WTF do I do with…rhubarb?

My default for rhubarb has always been crumble but, after returning from a trip to Sussex a couple of weeks ago with about a kilo of freshly-tugged stalks from my best friend’s new garden, I realised that I was going to be eating crumble for quite a while. And, knowing that I had no more than a few days before the rhubarb started to look a little less perky, I started hunting for recipes. The first one I tried was this cake, which I highly recommend; I made it in a slightly smaller tin so I didn’t need as much fruit as the recipe and it was glorious. Served warm with a little bit of vanilla ice-cream it might have been even better, but that isn’t the most practical option when you’re taking it to work.

The other was a Nigel Slater recipe for spiced roasted rhubarb to which I am, after making it twice, completely addicted. I’ve even made it (and anyone who knows me in the mornings will realise what a one-off this is) before getting ready for work, since I could see that the rhubarb was flagging and I didn’t want to waste it. Which gives you some idea how easy, fast and moreish this is. I highly recommend it with Greek or Turkish yogurt and a handful of this granola. It’s on repeat for ‘summer’ already.

PS And, yes, I know that’s two Nigel recipes in a row; I promise to widen my net for the next post.

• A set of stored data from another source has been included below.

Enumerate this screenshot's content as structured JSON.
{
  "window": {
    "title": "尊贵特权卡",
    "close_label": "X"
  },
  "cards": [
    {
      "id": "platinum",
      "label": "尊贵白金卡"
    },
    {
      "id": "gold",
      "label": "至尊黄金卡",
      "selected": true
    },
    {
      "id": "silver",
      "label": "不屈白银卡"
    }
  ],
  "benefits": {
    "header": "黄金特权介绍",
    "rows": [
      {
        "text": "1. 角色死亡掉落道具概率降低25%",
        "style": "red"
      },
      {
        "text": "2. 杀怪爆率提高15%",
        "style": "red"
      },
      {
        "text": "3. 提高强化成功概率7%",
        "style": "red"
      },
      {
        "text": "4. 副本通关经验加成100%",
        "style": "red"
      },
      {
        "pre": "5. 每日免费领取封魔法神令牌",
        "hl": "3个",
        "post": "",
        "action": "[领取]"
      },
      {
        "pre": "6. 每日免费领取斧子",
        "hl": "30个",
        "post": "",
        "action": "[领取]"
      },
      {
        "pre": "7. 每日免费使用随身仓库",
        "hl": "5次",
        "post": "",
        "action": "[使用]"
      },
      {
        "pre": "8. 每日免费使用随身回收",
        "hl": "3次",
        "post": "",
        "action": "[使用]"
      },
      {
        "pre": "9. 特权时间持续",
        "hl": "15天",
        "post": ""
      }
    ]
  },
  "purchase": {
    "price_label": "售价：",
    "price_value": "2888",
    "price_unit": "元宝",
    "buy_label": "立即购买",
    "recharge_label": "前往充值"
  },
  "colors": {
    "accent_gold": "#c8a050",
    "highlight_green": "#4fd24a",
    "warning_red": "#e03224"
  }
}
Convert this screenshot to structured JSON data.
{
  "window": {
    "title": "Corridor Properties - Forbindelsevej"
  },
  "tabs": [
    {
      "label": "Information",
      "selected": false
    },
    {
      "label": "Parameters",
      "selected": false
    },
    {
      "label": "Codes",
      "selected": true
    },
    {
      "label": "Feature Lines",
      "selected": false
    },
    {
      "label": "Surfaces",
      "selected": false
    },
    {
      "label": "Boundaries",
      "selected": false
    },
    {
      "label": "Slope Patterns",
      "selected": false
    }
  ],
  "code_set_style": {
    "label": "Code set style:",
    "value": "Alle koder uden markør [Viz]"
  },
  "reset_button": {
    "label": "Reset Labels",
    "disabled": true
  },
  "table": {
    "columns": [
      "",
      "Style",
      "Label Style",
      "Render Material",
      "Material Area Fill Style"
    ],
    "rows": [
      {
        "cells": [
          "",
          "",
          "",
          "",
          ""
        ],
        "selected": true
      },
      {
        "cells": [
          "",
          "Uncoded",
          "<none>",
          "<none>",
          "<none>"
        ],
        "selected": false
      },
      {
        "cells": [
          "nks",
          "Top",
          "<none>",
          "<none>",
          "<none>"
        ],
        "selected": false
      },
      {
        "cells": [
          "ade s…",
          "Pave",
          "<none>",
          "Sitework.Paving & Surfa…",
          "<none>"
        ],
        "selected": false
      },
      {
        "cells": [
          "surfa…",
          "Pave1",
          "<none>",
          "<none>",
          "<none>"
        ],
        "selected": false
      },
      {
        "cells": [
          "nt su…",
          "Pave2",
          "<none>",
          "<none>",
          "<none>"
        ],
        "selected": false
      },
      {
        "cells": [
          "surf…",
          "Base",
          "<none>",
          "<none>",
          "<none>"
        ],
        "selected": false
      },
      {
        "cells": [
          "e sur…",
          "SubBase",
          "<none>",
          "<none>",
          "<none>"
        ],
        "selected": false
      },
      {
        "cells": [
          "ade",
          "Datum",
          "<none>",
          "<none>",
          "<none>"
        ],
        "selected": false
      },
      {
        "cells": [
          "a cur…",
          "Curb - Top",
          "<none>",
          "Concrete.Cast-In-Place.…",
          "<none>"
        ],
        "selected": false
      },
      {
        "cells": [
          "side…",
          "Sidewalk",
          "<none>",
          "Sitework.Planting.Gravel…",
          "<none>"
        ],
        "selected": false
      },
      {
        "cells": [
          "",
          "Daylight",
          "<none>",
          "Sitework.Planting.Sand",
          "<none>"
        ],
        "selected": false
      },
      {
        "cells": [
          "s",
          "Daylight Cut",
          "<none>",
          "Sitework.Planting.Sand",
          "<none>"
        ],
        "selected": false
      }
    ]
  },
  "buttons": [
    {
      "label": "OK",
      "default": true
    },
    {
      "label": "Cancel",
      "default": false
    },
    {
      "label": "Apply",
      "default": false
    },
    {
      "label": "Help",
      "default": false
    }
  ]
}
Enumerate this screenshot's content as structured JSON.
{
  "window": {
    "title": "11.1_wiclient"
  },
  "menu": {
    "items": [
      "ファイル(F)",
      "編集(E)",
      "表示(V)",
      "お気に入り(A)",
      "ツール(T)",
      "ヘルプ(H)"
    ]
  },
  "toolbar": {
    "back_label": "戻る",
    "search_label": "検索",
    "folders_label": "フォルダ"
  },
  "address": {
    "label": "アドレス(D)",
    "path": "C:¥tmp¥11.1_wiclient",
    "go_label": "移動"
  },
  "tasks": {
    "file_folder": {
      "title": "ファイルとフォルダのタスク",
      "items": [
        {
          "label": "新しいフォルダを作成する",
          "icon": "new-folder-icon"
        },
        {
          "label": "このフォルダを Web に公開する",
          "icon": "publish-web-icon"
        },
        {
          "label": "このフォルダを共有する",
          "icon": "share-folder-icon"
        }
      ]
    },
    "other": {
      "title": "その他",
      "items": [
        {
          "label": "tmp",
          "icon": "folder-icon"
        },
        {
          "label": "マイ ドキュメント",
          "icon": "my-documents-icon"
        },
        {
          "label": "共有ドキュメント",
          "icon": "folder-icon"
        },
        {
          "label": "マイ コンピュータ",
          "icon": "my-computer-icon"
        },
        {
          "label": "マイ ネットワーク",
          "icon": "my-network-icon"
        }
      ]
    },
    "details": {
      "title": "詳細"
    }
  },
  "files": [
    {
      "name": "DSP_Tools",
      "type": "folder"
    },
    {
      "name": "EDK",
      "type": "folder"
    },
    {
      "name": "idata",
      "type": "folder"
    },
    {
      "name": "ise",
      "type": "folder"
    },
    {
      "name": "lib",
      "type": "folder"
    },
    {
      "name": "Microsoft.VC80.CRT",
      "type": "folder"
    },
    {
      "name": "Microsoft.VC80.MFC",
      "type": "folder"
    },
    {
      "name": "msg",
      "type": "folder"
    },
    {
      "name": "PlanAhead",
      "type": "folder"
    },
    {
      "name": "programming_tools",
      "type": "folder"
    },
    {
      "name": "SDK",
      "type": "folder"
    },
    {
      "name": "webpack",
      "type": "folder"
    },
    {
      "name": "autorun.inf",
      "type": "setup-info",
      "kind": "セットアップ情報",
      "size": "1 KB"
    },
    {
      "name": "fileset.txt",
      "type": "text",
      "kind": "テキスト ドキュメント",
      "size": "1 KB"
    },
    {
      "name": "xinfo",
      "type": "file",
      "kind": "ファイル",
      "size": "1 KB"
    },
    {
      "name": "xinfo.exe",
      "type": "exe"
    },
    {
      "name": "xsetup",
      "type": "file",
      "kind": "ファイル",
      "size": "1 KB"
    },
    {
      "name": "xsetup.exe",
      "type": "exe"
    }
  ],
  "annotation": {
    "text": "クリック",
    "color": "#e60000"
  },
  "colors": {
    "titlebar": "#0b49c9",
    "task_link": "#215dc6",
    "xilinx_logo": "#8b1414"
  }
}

For a good few days’-worth you will need:

Cupboard (or things you may already have)
honey, 3 tablespoons

Shopping list

fresh rhubarb, 400g
small orange
cinnamon stick
star anise, 2

How to
1. Preheat the oven to 160°C/140°C fan-assisted/gas 3.
2. Rinse the rhubarb stems and trim off the ends and any loose leaves. Cut the stalks into breakfast- or dessert-sized manageable pieces (I made them too long the first time I made this; I’d say a couple of inches or three is plenty) and place in a shallow baking tray.
3. Zest the orange (do it over the top of the rhubarb so you don’t lose any) and sprinkle the zest over the rhubarb. Then juice the orange and add the juice and the squeezed orange halves to the baking tray too.
4. Add the star anise, the cinnamon stick and squeeze or spoon over the honey.
5. Cover the tray with foil and bake for about 30 minutes, until the rhubarb is cooked through but still holding its shape.